Intertrust is looking for another big paycheck.
On Wednesday, the digital rights management pioneer slapped Apple with a broad patent infringement suit that encompasses most of its products and services.
Filed in federal court in Northern California, the suit alleges infringement of 15 Intertrust patents across everything from iOS and Mac hardware to services like iTunes and iCloud. It was brought against Apple after the two companies failed to reach a licensing agreement. And Intertrust is taking Apple to the mat in a pretty big way. Not only does the suit seek preliminary and permanent injunctions against further infringement and a reasonable royalty for Apple’s continued use of Intertrust technology, it requests pre- and post-judgment interest on those royalties and a judgment of willful infringement. Such a judgment would triple damages levied against Apple.
“No other entity uses Intertrust technologies so extensively at so many levels of its enterprise,” the company said in its suit.
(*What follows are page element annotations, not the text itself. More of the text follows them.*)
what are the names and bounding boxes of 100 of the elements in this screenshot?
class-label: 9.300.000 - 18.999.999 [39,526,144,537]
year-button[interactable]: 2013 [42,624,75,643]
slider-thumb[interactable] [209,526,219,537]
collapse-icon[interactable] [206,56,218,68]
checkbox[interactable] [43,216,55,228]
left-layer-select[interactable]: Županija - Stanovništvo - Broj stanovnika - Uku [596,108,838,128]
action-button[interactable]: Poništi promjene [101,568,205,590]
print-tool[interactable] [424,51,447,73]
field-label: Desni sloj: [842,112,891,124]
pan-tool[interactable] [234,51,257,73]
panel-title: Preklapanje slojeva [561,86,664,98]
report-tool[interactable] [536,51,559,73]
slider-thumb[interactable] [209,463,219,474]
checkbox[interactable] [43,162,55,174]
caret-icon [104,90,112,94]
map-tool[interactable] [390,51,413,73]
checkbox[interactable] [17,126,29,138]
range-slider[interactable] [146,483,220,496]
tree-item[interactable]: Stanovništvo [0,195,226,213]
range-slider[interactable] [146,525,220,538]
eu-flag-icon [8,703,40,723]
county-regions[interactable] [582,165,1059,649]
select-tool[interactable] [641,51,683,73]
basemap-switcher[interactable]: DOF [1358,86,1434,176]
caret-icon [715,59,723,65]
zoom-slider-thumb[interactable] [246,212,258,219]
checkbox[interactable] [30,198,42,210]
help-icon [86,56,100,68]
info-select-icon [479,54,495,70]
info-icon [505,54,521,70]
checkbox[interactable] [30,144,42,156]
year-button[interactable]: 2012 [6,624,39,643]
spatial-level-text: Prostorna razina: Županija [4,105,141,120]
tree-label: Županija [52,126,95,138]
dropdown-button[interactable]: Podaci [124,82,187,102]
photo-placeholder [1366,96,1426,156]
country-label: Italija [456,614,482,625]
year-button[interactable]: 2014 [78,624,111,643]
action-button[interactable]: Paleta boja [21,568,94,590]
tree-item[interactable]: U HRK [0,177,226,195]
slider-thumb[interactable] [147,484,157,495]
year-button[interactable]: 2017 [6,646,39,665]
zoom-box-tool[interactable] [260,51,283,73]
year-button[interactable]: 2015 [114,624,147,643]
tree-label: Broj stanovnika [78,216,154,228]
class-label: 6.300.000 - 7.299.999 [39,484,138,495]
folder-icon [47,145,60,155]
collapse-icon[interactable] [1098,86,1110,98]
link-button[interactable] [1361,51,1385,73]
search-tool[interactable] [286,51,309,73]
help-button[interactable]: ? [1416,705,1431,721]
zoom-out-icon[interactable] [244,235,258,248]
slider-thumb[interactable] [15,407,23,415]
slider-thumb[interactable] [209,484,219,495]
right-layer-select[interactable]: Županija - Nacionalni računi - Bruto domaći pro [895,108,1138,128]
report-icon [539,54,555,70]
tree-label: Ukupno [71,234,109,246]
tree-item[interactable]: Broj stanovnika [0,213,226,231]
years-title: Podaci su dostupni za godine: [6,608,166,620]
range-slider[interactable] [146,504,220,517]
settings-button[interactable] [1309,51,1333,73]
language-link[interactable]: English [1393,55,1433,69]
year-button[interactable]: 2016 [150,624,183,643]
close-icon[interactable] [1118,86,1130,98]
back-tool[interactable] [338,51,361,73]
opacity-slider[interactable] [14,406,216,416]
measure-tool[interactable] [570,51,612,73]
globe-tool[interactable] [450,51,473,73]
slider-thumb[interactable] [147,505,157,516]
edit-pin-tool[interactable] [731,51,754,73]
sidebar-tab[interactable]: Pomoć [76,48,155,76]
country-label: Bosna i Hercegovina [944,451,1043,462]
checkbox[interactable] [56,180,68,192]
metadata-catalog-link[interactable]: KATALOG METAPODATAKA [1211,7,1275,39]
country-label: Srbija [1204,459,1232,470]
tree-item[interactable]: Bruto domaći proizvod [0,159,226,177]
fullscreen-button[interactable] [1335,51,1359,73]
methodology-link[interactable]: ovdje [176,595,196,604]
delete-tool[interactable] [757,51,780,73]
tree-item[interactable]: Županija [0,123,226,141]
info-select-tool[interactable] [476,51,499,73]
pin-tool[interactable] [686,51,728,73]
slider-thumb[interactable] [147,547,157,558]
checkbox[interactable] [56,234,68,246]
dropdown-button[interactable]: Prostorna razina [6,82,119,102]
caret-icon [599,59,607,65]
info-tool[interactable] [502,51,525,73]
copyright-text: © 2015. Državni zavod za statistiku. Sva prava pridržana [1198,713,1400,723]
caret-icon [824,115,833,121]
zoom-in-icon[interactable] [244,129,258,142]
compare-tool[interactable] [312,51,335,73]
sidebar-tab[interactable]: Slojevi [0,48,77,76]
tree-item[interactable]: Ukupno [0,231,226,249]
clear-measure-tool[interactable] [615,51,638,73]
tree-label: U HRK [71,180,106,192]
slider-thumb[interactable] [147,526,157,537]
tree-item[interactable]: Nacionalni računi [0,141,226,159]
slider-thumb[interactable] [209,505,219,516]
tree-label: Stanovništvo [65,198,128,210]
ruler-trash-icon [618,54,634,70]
Intertrust is not messing around. And while this is clearly yet another case of royalty negotiation though litigation, it’s not one to be taken lightly. Intertrust may not be a household name, but the companies that license its technology include Sony, Samsung, HTC, Motorola and Microsoft. The last name in that list is the most important one, because Microsoft — like Apple — refused to license Intertrust’s IP. Intertrust sued Microsoft in 2001, and in 2004 it squeezed a $440 million legal settlement and licensing deal out of the software giant.
Which is not to say that Intertrust is likely to win a similar victory over Apple. Just that it has prevailed in cases like these in the past. If Apple has refused to license Intertrust’s IP, it obviously has good reason to do so. It’s just not clear if it feels it owes Intertrust lower royalties than the company is demanding, or none at all.
Apple declined comment on the Intertrust suit, citing its policy of not commenting on pending litigation.